Mitsu spins it another way. Cindy is passionate and eager to return to what she loves. She is driven. Those patients, Mitsu said, are a therapist’s dream, even if Cindy characterizes herself as “a pain in the butt."

“Not at all. My patients are never a pain to me,” Mitsu said. “If that would have been the case, I wouldn’t be in this profession.”

Finding her second whirlwind

Cindy is returning to her frenetic life, little by little.

Cindy looks at the camera in smiles sitting in a boat surrounded by open water.

She competed in the masters division of the rowing national championships in July. This February, she’ll restart her blacksmithing course from where she left off after her mishap. She expects to earn her certification by August.

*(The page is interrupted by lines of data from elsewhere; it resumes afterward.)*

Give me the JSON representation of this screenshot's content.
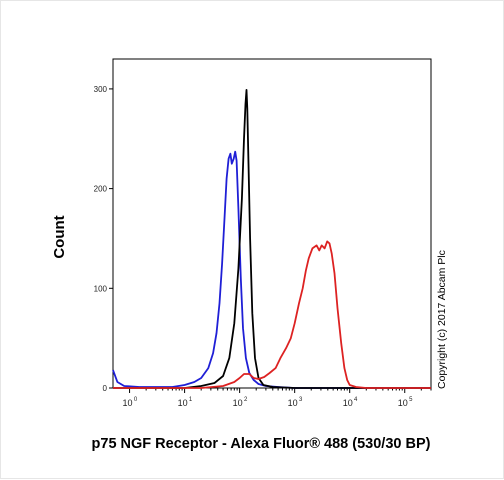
{
  "chart_data": {
    "type": "line",
    "xlabel": "p75 NGF Receptor - Alexa Fluor® 488 (530/30 BP)",
    "ylabel": "Count",
    "annotation": "Copyright (c) 2017 Abcam Plc",
    "x_scale": "log",
    "xlim": [
      0.5,
      300000
    ],
    "ylim": [
      0,
      330
    ],
    "y_ticks": [
      0,
      100,
      200,
      300
    ],
    "x_ticks": [
      {
        "base": "10",
        "exp": "0",
        "value": 1
      },
      {
        "base": "10",
        "exp": "1",
        "value": 10
      },
      {
        "base": "10",
        "exp": "2",
        "value": 100
      },
      {
        "base": "10",
        "exp": "3",
        "value": 1000
      },
      {
        "base": "10",
        "exp": "4",
        "value": 10000
      },
      {
        "base": "10",
        "exp": "5",
        "value": 100000
      }
    ],
    "grid": false,
    "series": [
      {
        "color": "#1f1fd6",
        "points": [
          [
            0.5,
            18
          ],
          [
            0.6,
            6
          ],
          [
            0.8,
            2
          ],
          [
            1.5,
            1
          ],
          [
            3,
            1
          ],
          [
            6,
            1
          ],
          [
            10,
            3
          ],
          [
            15,
            6
          ],
          [
            20,
            10
          ],
          [
            27,
            20
          ],
          [
            33,
            35
          ],
          [
            38,
            55
          ],
          [
            43,
            85
          ],
          [
            48,
            125
          ],
          [
            53,
            170
          ],
          [
            58,
            210
          ],
          [
            63,
            230
          ],
          [
            68,
            235
          ],
          [
            72,
            225
          ],
          [
            78,
            230
          ],
          [
            83,
            237
          ],
          [
            88,
            228
          ],
          [
            95,
            180
          ],
          [
            105,
            110
          ],
          [
            115,
            60
          ],
          [
            130,
            30
          ],
          [
            150,
            15
          ],
          [
            180,
            8
          ],
          [
            220,
            4
          ],
          [
            300,
            2
          ],
          [
            500,
            1
          ],
          [
            1000,
            0
          ],
          [
            300000,
            0
          ]
        ]
      },
      {
        "color": "#000000",
        "points": [
          [
            0.5,
            0
          ],
          [
            10,
            0
          ],
          [
            20,
            2
          ],
          [
            35,
            5
          ],
          [
            50,
            12
          ],
          [
            65,
            30
          ],
          [
            80,
            65
          ],
          [
            95,
            120
          ],
          [
            110,
            190
          ],
          [
            120,
            250
          ],
          [
            128,
            285
          ],
          [
            133,
            299
          ],
          [
            138,
            280
          ],
          [
            145,
            225
          ],
          [
            155,
            150
          ],
          [
            170,
            75
          ],
          [
            190,
            30
          ],
          [
            220,
            10
          ],
          [
            270,
            3
          ],
          [
            400,
            1
          ],
          [
            1000,
            0
          ],
          [
            300000,
            0
          ]
        ]
      },
      {
        "color": "#dd2222",
        "points": [
          [
            0.5,
            0
          ],
          [
            20,
            0
          ],
          [
            50,
            2
          ],
          [
            80,
            6
          ],
          [
            100,
            10
          ],
          [
            120,
            14
          ],
          [
            150,
            14
          ],
          [
            180,
            10
          ],
          [
            220,
            9
          ],
          [
            280,
            11
          ],
          [
            350,
            15
          ],
          [
            450,
            20
          ],
          [
            550,
            30
          ],
          [
            700,
            40
          ],
          [
            850,
            50
          ],
          [
            1000,
            65
          ],
          [
            1200,
            85
          ],
          [
            1400,
            100
          ],
          [
            1600,
            118
          ],
          [
            1800,
            130
          ],
          [
            2100,
            140
          ],
          [
            2500,
            143
          ],
          [
            2800,
            138
          ],
          [
            3100,
            143
          ],
          [
            3500,
            140
          ],
          [
            3900,
            147
          ],
          [
            4300,
            145
          ],
          [
            4700,
            135
          ],
          [
            5300,
            115
          ],
          [
            6000,
            80
          ],
          [
            7000,
            45
          ],
          [
            8000,
            20
          ],
          [
            9000,
            8
          ],
          [
            10000,
            3
          ],
          [
            13000,
            1
          ],
          [
            20000,
            0
          ],
          [
            300000,
            0
          ]
        ]
      }
    ]
  }
}
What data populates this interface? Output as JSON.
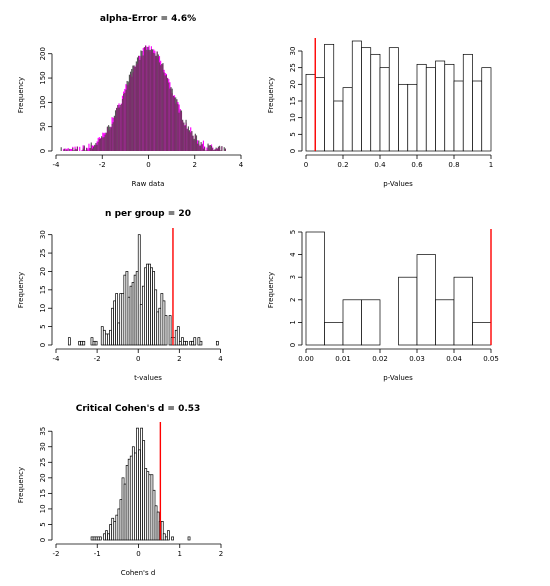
{
  "chart_data": [
    {
      "id": "raw",
      "type": "bar",
      "title": "alpha-Error = 4.6%",
      "xlabel": "Raw data",
      "ylabel": "Frequency",
      "xlim": [
        -4,
        4
      ],
      "ylim": [
        0,
        220
      ],
      "xticks": [
        -4,
        -2,
        0,
        2,
        4
      ],
      "yticks": [
        0,
        50,
        100,
        150,
        200
      ],
      "distribution": "normal",
      "mean": 0,
      "sd": 1,
      "peak_frequency": 210,
      "colors": {
        "group1": "#ff00ff",
        "group2": "#555555",
        "overlap": "#7a2d6b"
      }
    },
    {
      "id": "pvals_all",
      "type": "bar",
      "title": "",
      "xlabel": "p-Values",
      "ylabel": "Frequency",
      "xlim": [
        0,
        1
      ],
      "ylim": [
        0,
        33
      ],
      "xticks": [
        0.0,
        0.2,
        0.4,
        0.6,
        0.8,
        1.0
      ],
      "yticks": [
        0,
        5,
        10,
        15,
        20,
        25,
        30
      ],
      "bin_width": 0.05,
      "values": [
        23,
        22,
        32,
        15,
        19,
        33,
        31,
        29,
        25,
        31,
        20,
        20,
        26,
        25,
        27,
        26,
        21,
        29,
        21,
        25
      ],
      "reference_line": 0.05,
      "line_color": "#ff0000"
    },
    {
      "id": "tvals",
      "type": "bar",
      "title": "n per group = 20",
      "xlabel": "t-values",
      "ylabel": "Frequency",
      "xlim": [
        -4,
        5
      ],
      "ylim": [
        0,
        31
      ],
      "xticks": [
        -4,
        -2,
        0,
        2,
        4
      ],
      "yticks": [
        0,
        5,
        10,
        15,
        20,
        25,
        30
      ],
      "bin_width": 0.1,
      "values": [
        0,
        0,
        0,
        0,
        0,
        0,
        2,
        0,
        0,
        0,
        0,
        1,
        1,
        1,
        0,
        0,
        0,
        2,
        1,
        1,
        0,
        0,
        5,
        4,
        3,
        3,
        4,
        10,
        12,
        14,
        6,
        14,
        14,
        19,
        20,
        13,
        16,
        17,
        19,
        20,
        30,
        11,
        16,
        21,
        22,
        22,
        21,
        20,
        15,
        9,
        10,
        14,
        12,
        8,
        0,
        8,
        2,
        2,
        4,
        5,
        1,
        2,
        1,
        1,
        0,
        1,
        1,
        2,
        0,
        2,
        1,
        0,
        0,
        0,
        0,
        0,
        0,
        0,
        1,
        0,
        0,
        0,
        0,
        0,
        0,
        0,
        0,
        0,
        0,
        0
      ],
      "reference_line": 1.69,
      "line_color": "#ff0000"
    },
    {
      "id": "pvals_sig",
      "type": "bar",
      "title": "",
      "xlabel": "p-Values",
      "ylabel": "Frequency",
      "xlim": [
        0,
        0.05
      ],
      "ylim": [
        0,
        5
      ],
      "xticks": [
        0.0,
        0.01,
        0.02,
        0.03,
        0.04,
        0.05
      ],
      "tick_labels": [
        "0.00",
        "0.01",
        "0.02",
        "0.03",
        "0.04",
        "0.05"
      ],
      "yticks": [
        0,
        1,
        2,
        3,
        4,
        5
      ],
      "bin_width": 0.005,
      "values": [
        5,
        1,
        2,
        2,
        0,
        3,
        4,
        2,
        3,
        1
      ],
      "reference_line": 0.05,
      "line_color": "#ff0000"
    },
    {
      "id": "cohens_d",
      "type": "bar",
      "title": "Critical Cohen's d = 0.53",
      "xlabel": "Cohen's d",
      "ylabel": "Frequency",
      "xlim": [
        -2,
        2
      ],
      "ylim": [
        0,
        37
      ],
      "xticks": [
        -2,
        -1,
        0,
        1,
        2
      ],
      "yticks": [
        0,
        5,
        10,
        15,
        20,
        25,
        30,
        35
      ],
      "bin_width": 0.05,
      "bins_start": -1.2,
      "values": [
        0,
        1,
        1,
        1,
        1,
        1,
        0,
        2,
        3,
        2,
        5,
        7,
        6,
        8,
        10,
        13,
        20,
        18,
        24,
        26,
        27,
        30,
        28,
        36,
        29,
        36,
        32,
        23,
        22,
        21,
        21,
        16,
        11,
        9,
        6,
        6,
        2,
        1,
        3,
        0,
        1,
        0,
        0,
        0,
        0,
        0,
        0,
        0,
        1,
        0
      ],
      "reference_line": 0.53,
      "line_color": "#ff0000"
    }
  ]
}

She hopes to enter a Highland Games competition in January, though there is work to do to get there. She can complete only two pushups and one pullup right now.

Months ago, however, when she first entered Select Physical Therapy and met Mitsu, Cindy couldn’t raise her right arm.

“I was a hot mess when I came in, and now, I’m a functioning human being again,” Cindy said. “It’s all thanks to Mitsu.”

Cindy wants everything to move faster, of course. She thrives on her world spinning non-stop.

But she’s listening to Mitsu. Mitsu is listening to her. And the wind is beginning to whirl again.